For your situation, it sounds like a solid choice.



> I got the setup with Virtual Audio Cable to work, but it was popping and clicking, so I disabled all that.


Frustrating stuff, no doubt about it.



> It looks like the MiniDSP unit is the best solution for me, if I don't go with an iNuke...unless there's something that's a better value out there in the crossover department. I have read people don't think it degrades the sound quality at all, even with the extra conversion, and there does seem like a lot you can do with it since it's DSP based.


Looking forward to your updates.


----------



## dyh (Dec 29, 2010)

I found the thread actually: http://www.hometheatershack.com/for...00-crown-xls-202-frequency-response-room.html

Any thoughts on that? I PMed Archaea too to see if he's done a listening session with the iNuke and Noesis. I could get one from Guitar Center and see if I like it, and return it if I don't.

He also suggested the Yamaha p3500s or p5000s, but I'd want to try for one of those used due to the price.

Yeah, I'm really glad I live in the mountains. I was looking for housing in San Jose, and saw a lot of GHETTO stuff!!!!!!!!!!!!!!!!


----------



## AudiocRaver (Jun 6, 2012)

dyh said:


> I found the thread actually: http://www.hometheatershack.com/for...00-crown-xls-202-frequency-response-room.html


My response should have been "I would like to see some test data on that," which was readily available. Thank you for the link.

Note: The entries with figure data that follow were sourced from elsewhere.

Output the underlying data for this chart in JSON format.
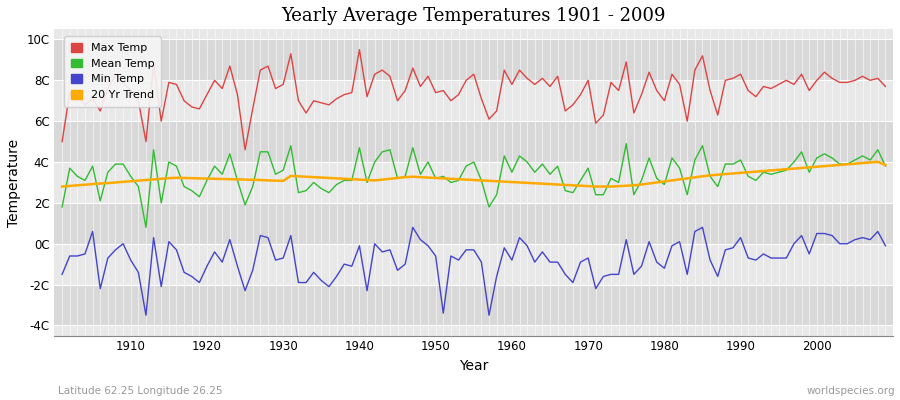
{
  "title": "Yearly Average Temperatures 1901 - 2009",
  "xlabel": "Year",
  "ylabel": "Temperature",
  "subtitle_left": "Latitude 62.25 Longitude 26.25",
  "subtitle_right": "worldspecies.org",
  "start_year": 1901,
  "end_year": 2009,
  "ylim": [
    -4.5,
    10.5
  ],
  "yticks": [
    -4,
    -2,
    0,
    2,
    4,
    6,
    8,
    10
  ],
  "ytick_labels": [
    "-4C",
    "-2C",
    "0C",
    "2C",
    "4C",
    "6C",
    "8C",
    "10C"
  ],
  "fig_bg_color": "#ffffff",
  "plot_bg_color": "#e8e8e8",
  "band_color_light": "#e8e8e8",
  "band_color_dark": "#d8d8d8",
  "grid_color": "#ffffff",
  "max_temp_color": "#dd4444",
  "mean_temp_color": "#33bb33",
  "min_temp_color": "#4444cc",
  "trend_color": "#ffaa00",
  "legend_labels": [
    "Max Temp",
    "Mean Temp",
    "Min Temp",
    "20 Yr Trend"
  ],
  "max_temps": [
    5.0,
    7.4,
    7.2,
    6.8,
    7.1,
    6.5,
    7.6,
    8.3,
    7.9,
    7.5,
    7.0,
    5.0,
    8.8,
    6.0,
    7.9,
    7.8,
    7.0,
    6.7,
    6.6,
    7.3,
    8.0,
    7.6,
    8.7,
    7.3,
    4.6,
    6.6,
    8.5,
    8.7,
    7.6,
    7.8,
    9.3,
    7.0,
    6.4,
    7.0,
    6.9,
    6.8,
    7.1,
    7.3,
    7.4,
    9.5,
    7.2,
    8.3,
    8.5,
    8.2,
    7.0,
    7.5,
    8.6,
    7.7,
    8.2,
    7.4,
    7.5,
    7.0,
    7.3,
    8.0,
    8.3,
    7.1,
    6.1,
    6.5,
    8.5,
    7.8,
    8.5,
    8.1,
    7.8,
    8.1,
    7.7,
    8.2,
    6.5,
    6.8,
    7.3,
    8.0,
    5.9,
    6.3,
    7.9,
    7.5,
    8.9,
    6.4,
    7.3,
    8.4,
    7.5,
    7.0,
    8.3,
    7.8,
    6.0,
    8.5,
    9.2,
    7.5,
    6.3,
    8.0,
    8.1,
    8.3,
    7.5,
    7.2,
    7.7,
    7.6,
    7.8,
    8.0,
    7.8,
    8.3,
    7.5,
    8.0,
    8.4,
    8.1,
    7.9,
    7.9,
    8.0,
    8.2,
    8.0,
    8.1,
    7.7
  ],
  "mean_temps": [
    1.8,
    3.7,
    3.3,
    3.1,
    3.8,
    2.1,
    3.5,
    3.9,
    3.9,
    3.3,
    2.8,
    0.8,
    4.6,
    2.0,
    4.0,
    3.8,
    2.8,
    2.6,
    2.3,
    3.1,
    3.8,
    3.4,
    4.4,
    3.1,
    1.9,
    2.8,
    4.5,
    4.5,
    3.4,
    3.6,
    4.8,
    2.5,
    2.6,
    3.0,
    2.7,
    2.5,
    2.9,
    3.1,
    3.1,
    4.7,
    3.0,
    4.0,
    4.5,
    4.6,
    3.2,
    3.3,
    4.7,
    3.4,
    4.0,
    3.2,
    3.3,
    3.0,
    3.1,
    3.8,
    4.0,
    3.1,
    1.8,
    2.4,
    4.3,
    3.5,
    4.3,
    4.0,
    3.5,
    3.9,
    3.4,
    3.8,
    2.6,
    2.5,
    3.1,
    3.7,
    2.4,
    2.4,
    3.2,
    3.0,
    4.9,
    2.4,
    3.1,
    4.2,
    3.2,
    2.9,
    4.2,
    3.7,
    2.4,
    4.1,
    4.8,
    3.3,
    2.8,
    3.9,
    3.9,
    4.1,
    3.3,
    3.1,
    3.5,
    3.4,
    3.5,
    3.6,
    4.0,
    4.5,
    3.5,
    4.2,
    4.4,
    4.2,
    3.9,
    3.9,
    4.1,
    4.3,
    4.1,
    4.6,
    3.8
  ],
  "min_temps": [
    -1.5,
    -0.6,
    -0.6,
    -0.5,
    0.6,
    -2.2,
    -0.7,
    -0.3,
    0.0,
    -0.8,
    -1.4,
    -3.5,
    0.3,
    -2.1,
    0.1,
    -0.3,
    -1.4,
    -1.6,
    -1.9,
    -1.1,
    -0.4,
    -0.9,
    0.2,
    -1.1,
    -2.3,
    -1.3,
    0.4,
    0.3,
    -0.8,
    -0.7,
    0.4,
    -1.9,
    -1.9,
    -1.4,
    -1.8,
    -2.1,
    -1.6,
    -1.0,
    -1.1,
    -0.1,
    -2.3,
    0.0,
    -0.4,
    -0.3,
    -1.3,
    -1.0,
    0.8,
    0.2,
    -0.1,
    -0.6,
    -3.4,
    -0.6,
    -0.8,
    -0.3,
    -0.3,
    -0.9,
    -3.5,
    -1.6,
    -0.2,
    -0.8,
    0.3,
    -0.1,
    -0.9,
    -0.4,
    -0.9,
    -0.9,
    -1.5,
    -1.9,
    -0.9,
    -0.7,
    -2.2,
    -1.6,
    -1.5,
    -1.5,
    0.2,
    -1.5,
    -1.1,
    0.1,
    -0.9,
    -1.2,
    -0.1,
    0.1,
    -1.5,
    0.6,
    0.8,
    -0.8,
    -1.6,
    -0.3,
    -0.2,
    0.3,
    -0.7,
    -0.8,
    -0.5,
    -0.7,
    -0.7,
    -0.7,
    0.0,
    0.4,
    -0.5,
    0.5,
    0.5,
    0.4,
    0.0,
    0.0,
    0.2,
    0.3,
    0.2,
    0.6,
    -0.1
  ],
  "trend_20yr": [
    2.8,
    2.83,
    2.86,
    2.89,
    2.92,
    2.95,
    2.97,
    3.0,
    3.03,
    3.06,
    3.09,
    3.12,
    3.15,
    3.18,
    3.21,
    3.23,
    3.22,
    3.21,
    3.2,
    3.19,
    3.18,
    3.17,
    3.16,
    3.15,
    3.14,
    3.13,
    3.12,
    3.1,
    3.09,
    3.08,
    3.32,
    3.3,
    3.28,
    3.26,
    3.24,
    3.22,
    3.2,
    3.18,
    3.16,
    3.14,
    3.12,
    3.1,
    3.14,
    3.18,
    3.22,
    3.26,
    3.28,
    3.26,
    3.24,
    3.22,
    3.2,
    3.18,
    3.16,
    3.14,
    3.12,
    3.1,
    3.08,
    3.06,
    3.04,
    3.02,
    3.0,
    2.98,
    2.96,
    2.94,
    2.92,
    2.9,
    2.88,
    2.86,
    2.84,
    2.82,
    2.8,
    2.8,
    2.8,
    2.82,
    2.84,
    2.86,
    2.9,
    2.95,
    3.0,
    3.05,
    3.1,
    3.15,
    3.2,
    3.25,
    3.3,
    3.35,
    3.38,
    3.41,
    3.44,
    3.47,
    3.5,
    3.53,
    3.56,
    3.59,
    3.62,
    3.65,
    3.68,
    3.71,
    3.74,
    3.77,
    3.8,
    3.83,
    3.86,
    3.89,
    3.92,
    3.95,
    3.98,
    4.01,
    3.85
  ]
}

Class D amps are a different kind of animal. And testing with a speaker load does have a tendency to coax differences out of power amplifiers. These tests appear to have been carefully done by the tester. Good data.

A listening test for the iNuke might be good (you can be our guinea pig:bigsmile. It can be hard to catch subtleties without a true A:B comparison setup. But if there are any coarse drawbacks to the iNuke's listenability, you should be able to catch them. Its power capability gives it an advantage with dynamic material, but that is what you want it for, so it is a fair test even against amps with lower power ratings.


----------



## dyh (Dec 29, 2010)

I got a PM from Archaea about it. He says the difference is noticeable with the iNuke vs the others when pairing with the Noesis. I think I'm going to go with the EP4000 and the MiniDSP. 

He also suggested the Crown XLS 5000, but even used it's more expensive than a new EP. And if the EP has more power than I'd ever need, sounds the same, and has a warranty, I can't see any reason to go for the Crown. I won't be gigging with it, so I'm not worried about superior build quality.


----------